In the end, all of my filtering was making me numb to all of the projects I had going on. I dropped some pretty important e-mails over the past few months, including e-mails from some potential advertisers and other bloggers.
Most of my e-mail stream was coming off as noise.
So how am I trying to tackle the problem? I shut off almost all of my e-mail filtering rules, and I'm going to do my darnedest to keep them off. Just about every piece of mail now comes directly to my inbox. This forces me to deal with each message instead of pretending to deal with it by shipping it into storage.
I'm treating almost all of my e-mail as signal now. I'm already seeing that this is helping me to identify the noise. At that point, I make a decision. Since filtering the e-mail isn't really an option anymore, do I tolerate the noise, or do I destroy the source of the noise?
My membership to traffic exchanges has been a big source of noise. These sites send tons of e-mail and force you to pay attention to them or else you'll lose what you've earned. (Safelists are even worse.) I used them initially in 2004 to promote this site, but the site has long outgrown the need for these, and some of this site's advertisers won't let me use them to promote the site anyway. At the same time, I was reluctant to get rid of them, as I had substantial downlines in a few of them, and had put quite a substantial bit of time into surfing on them to build up credits so others could view my sites.

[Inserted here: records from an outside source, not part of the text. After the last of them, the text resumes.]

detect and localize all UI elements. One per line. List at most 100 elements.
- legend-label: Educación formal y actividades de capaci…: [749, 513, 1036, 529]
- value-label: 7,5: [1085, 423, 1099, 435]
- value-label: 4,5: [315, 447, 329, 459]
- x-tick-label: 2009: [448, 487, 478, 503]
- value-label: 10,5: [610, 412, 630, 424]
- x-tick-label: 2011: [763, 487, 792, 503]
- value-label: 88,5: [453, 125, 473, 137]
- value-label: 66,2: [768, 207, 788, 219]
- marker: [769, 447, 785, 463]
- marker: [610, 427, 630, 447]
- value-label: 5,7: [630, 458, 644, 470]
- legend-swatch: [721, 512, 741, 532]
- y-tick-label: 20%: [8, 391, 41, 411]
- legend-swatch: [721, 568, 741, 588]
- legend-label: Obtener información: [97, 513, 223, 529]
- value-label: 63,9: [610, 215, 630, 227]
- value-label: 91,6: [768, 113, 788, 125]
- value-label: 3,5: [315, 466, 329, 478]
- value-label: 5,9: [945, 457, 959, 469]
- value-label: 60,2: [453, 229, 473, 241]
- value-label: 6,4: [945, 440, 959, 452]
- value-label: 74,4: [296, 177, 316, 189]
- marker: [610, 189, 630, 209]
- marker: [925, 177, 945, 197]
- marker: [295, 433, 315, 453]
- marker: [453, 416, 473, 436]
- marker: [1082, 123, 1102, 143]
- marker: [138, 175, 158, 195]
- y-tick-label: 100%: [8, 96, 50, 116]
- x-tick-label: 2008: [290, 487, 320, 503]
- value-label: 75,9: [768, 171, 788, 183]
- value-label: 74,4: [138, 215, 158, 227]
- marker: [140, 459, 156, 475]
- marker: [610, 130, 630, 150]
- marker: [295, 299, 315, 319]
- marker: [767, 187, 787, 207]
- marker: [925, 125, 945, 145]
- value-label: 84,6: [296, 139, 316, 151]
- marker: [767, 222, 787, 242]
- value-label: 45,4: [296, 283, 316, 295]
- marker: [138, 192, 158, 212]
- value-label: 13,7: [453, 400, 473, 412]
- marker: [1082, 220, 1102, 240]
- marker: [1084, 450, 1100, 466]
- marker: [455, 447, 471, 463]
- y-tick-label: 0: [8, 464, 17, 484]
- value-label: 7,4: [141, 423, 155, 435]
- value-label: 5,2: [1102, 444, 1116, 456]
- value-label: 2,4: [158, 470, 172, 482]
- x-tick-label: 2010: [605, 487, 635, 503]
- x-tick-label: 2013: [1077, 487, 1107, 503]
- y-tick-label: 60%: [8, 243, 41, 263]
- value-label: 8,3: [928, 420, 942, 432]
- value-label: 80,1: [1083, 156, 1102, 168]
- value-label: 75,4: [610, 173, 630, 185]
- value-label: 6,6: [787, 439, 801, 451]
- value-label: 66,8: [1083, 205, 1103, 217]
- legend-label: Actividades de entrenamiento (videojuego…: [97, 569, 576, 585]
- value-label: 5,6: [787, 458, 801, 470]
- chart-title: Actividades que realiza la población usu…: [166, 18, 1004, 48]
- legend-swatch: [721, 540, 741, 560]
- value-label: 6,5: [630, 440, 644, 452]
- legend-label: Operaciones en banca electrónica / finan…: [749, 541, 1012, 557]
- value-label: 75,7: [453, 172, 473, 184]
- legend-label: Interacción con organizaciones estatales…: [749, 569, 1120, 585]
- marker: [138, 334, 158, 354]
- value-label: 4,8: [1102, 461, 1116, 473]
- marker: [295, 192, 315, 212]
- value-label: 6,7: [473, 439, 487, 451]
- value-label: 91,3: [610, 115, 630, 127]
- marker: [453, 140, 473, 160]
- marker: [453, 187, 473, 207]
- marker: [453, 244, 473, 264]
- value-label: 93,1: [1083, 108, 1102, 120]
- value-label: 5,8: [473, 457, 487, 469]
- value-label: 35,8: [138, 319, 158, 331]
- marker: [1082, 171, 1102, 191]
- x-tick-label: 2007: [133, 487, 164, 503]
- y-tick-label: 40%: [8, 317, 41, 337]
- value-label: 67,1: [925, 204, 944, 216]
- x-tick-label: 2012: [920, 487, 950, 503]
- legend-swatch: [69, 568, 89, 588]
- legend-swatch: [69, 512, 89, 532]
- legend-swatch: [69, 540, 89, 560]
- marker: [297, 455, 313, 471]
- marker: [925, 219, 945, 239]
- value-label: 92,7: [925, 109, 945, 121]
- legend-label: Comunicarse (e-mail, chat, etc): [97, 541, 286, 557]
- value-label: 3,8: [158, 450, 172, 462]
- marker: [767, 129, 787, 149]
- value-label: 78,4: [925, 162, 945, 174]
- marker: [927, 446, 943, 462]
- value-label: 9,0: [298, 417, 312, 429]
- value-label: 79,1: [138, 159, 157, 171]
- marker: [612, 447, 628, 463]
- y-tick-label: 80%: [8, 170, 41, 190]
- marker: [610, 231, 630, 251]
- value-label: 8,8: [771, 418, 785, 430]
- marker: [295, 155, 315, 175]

Well, I finally cancelled membership in the first one tonight, and it didn't hurt nearly as much as I had thought it would. I had to confirm three times that I really, really, no joking wanted to delete my account and give up all of the free promotion and blah blah blah. Now the other ones will be easy to cancel. I know that I won't miss those e-mails one bit.
What I'm hoping is that my pain threshold for e-mail noise will go down and I'll get rid of more and more low-payoff projects just to stop the e-mails from being crowded out. Then it will be a pleasure to grab those projects that are laughing at me by the throat and send them off screaming.
The noise reduction will be such a relief. This will let me pay more attention to things that have importance. Life is too short to waste it on unimportant stuff that pretends to be urgent.
Wow, you must get a ton of email! I noticed my inbox is slowly creeping up so may take a cue from you and start to tame the beast before it gets crazy.
BTW, I love my new superman them with iGoogle. thanks for letting me know about it.
Cool! Glad you like them.
I found that Gmail’s spam filter is generally pretty great… it doesn’t require spam filters. If anything it’s a little too aggressive and I have to tell it that anything with “contact form” in it gets redirected back to my inbox.
Lazy Man: Most of the noise comes from stuff I’ve signed up for. I’m trying to get rid of stuff I welcomed in. Spam is actually a pretty minor part of the problem for me.
I have a Yahoo account and man it is getting a little bit crazy with all this automated spam. So much for all the Yahoo hype about how good their filter systems are.
I guess I got only myself to blame for signing up tons of newsletters that is simply too overwhelming. End of deleting them daily and it’s becoming a chore. The only way is to unsubscribe them and refrain from signing up new ones.